I think it all began with writing the address to the orphanage. The name "Children's Home" is on one of the first lines of the address. As I wrote the street name and city and country, I visualized what it was like there and it was as if I had traveled to Ukraine. I don't have a frame of reference for it because I haven't seen pictures or been there, but the reality of an orphanage in another country made my heart ache. The idea of a "children's home"...a home where only children reside...no parents, no mommies, no daddies, no shoulders to cry on except their own, no one to bear the burdens of children except other children whose shoulders are not yet strong enough and wide enough to carry them. The Lord must spend extra time and make extra assignments to angels for those homes.
The author of our book discussed the carefree days of childhood and encourages young women to love these days of freedom from fear and pain and responsibility of adulthood. I couldn't help but think of Ruslan and Nastia and the lack of that freedom in their lives. Having already been abandoned by their father and extended family, just to lose their mother suddenly and unexpectedly are not experiences in harmony with carefree, joyous days of childhood. They have experienced fear and pain that is usually reserved for more mature hearts.

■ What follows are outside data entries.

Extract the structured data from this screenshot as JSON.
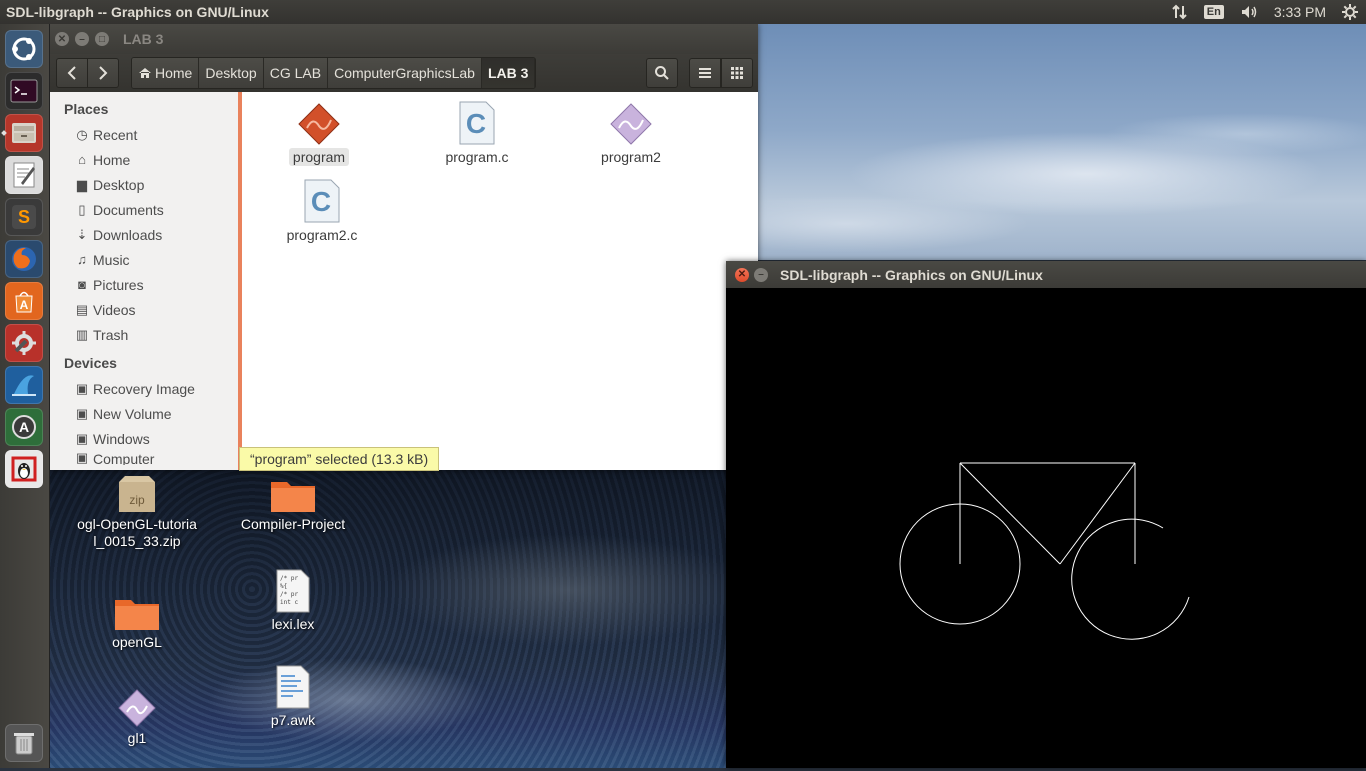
{
  "top_panel": {
    "title": "SDL-libgraph -- Graphics on GNU/Linux",
    "keyboard_indicator": "En",
    "clock": "3:33 PM",
    "icons": [
      "network-updown-icon",
      "keyboard-layout-icon",
      "volume-icon",
      "settings-gear-icon"
    ]
  },
  "launcher": {
    "items": [
      "dash-home",
      "terminal",
      "files",
      "text-editor",
      "sublime-text",
      "firefox",
      "ubuntu-software-center",
      "system-settings",
      "wireshark",
      "software-updater",
      "gnome-tux-app",
      "trash"
    ]
  },
  "file_manager": {
    "window_title": "LAB 3",
    "breadcrumbs": [
      "Home",
      "Desktop",
      "CG LAB",
      "ComputerGraphicsLab",
      "LAB 3"
    ],
    "sidebar": {
      "places_heading": "Places",
      "places": [
        "Recent",
        "Home",
        "Desktop",
        "Documents",
        "Downloads",
        "Music",
        "Pictures",
        "Videos",
        "Trash"
      ],
      "devices_heading": "Devices",
      "devices": [
        "Recovery Image",
        "New Volume",
        "Windows",
        "Computer"
      ]
    },
    "files": [
      {
        "name": "program",
        "type": "executable",
        "selected": true
      },
      {
        "name": "program.c",
        "type": "c-source"
      },
      {
        "name": "program2",
        "type": "executable-purple"
      },
      {
        "name": "program2.c",
        "type": "c-source"
      }
    ],
    "status": "“program” selected  (13.3 kB)"
  },
  "desktop_icons": [
    {
      "name": "ogl-OpenGL-tutorial_0015_33.zip",
      "type": "zip"
    },
    {
      "name": "Compiler-Project",
      "type": "folder"
    },
    {
      "name": "openGL",
      "type": "folder"
    },
    {
      "name": "lexi.lex",
      "type": "text"
    },
    {
      "name": "gl1",
      "type": "executable-purple"
    },
    {
      "name": "p7.awk",
      "type": "script"
    }
  ],
  "sdl_window": {
    "title": "SDL-libgraph -- Graphics on GNU/Linux",
    "drawing": "bicycle",
    "canvas_background": "#000000",
    "stroke_color": "#ffffff"
  },
  "colors": {
    "accent_orange": "#e9825c",
    "panel_dark": "#3c3b37",
    "status_yellow": "#fafaa8"
  }
}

As the author brought out the wonderful truth that all men and women, great or not, were all once an innocent babe in the arms of a woman, having their first experience with love and affection in this world at the hand of a woman who was responsible for their every need, their complete helplessness recognized by her mothering heart, my thoughts turned to Ruslan and Nastia's mom. I have thought of her so many times during the process. I'm sure she is overseeing the care of her children. I hope I am an acceptable subsitute for her. I know if I were in her shoes, I'd be right there, 24/7 if I could, orchestrating every possible assistance for my beloved children. Patty concluded that it would only be right that Heaven would assign angel parents to the guarding of their own children.
As I read to her about the blossoming bud of a young woman into womanhood and the beauty and grace of that position in Heavenly Father's kingdom, my mind reflected back to some of the thoughts I've had about the fact that I will be the one leading Nastia through this wonderful time. I will be the one who will be there when she gets married, I will be there when she has her babies, I will be the grandmother they know. Her mother grew her, suffered for her birth, held her, nursed her, invested in her day after day after day for 8 years...and I am responsible to live up to the dreams and expectations her mother had for her, rejoicing in the time I will have her...time her mother thought she would experience herself.
But isn't this true of all our children? They aren't really ours, they belong to that God who made them. He is their true Father. He knows our potential, has dreams for our futures, knows all that we can become. It is our responsibility to see that potential come to fruition, or at least to provide the environment, the love, the support and the means necessary to nurture them sufficiently for it.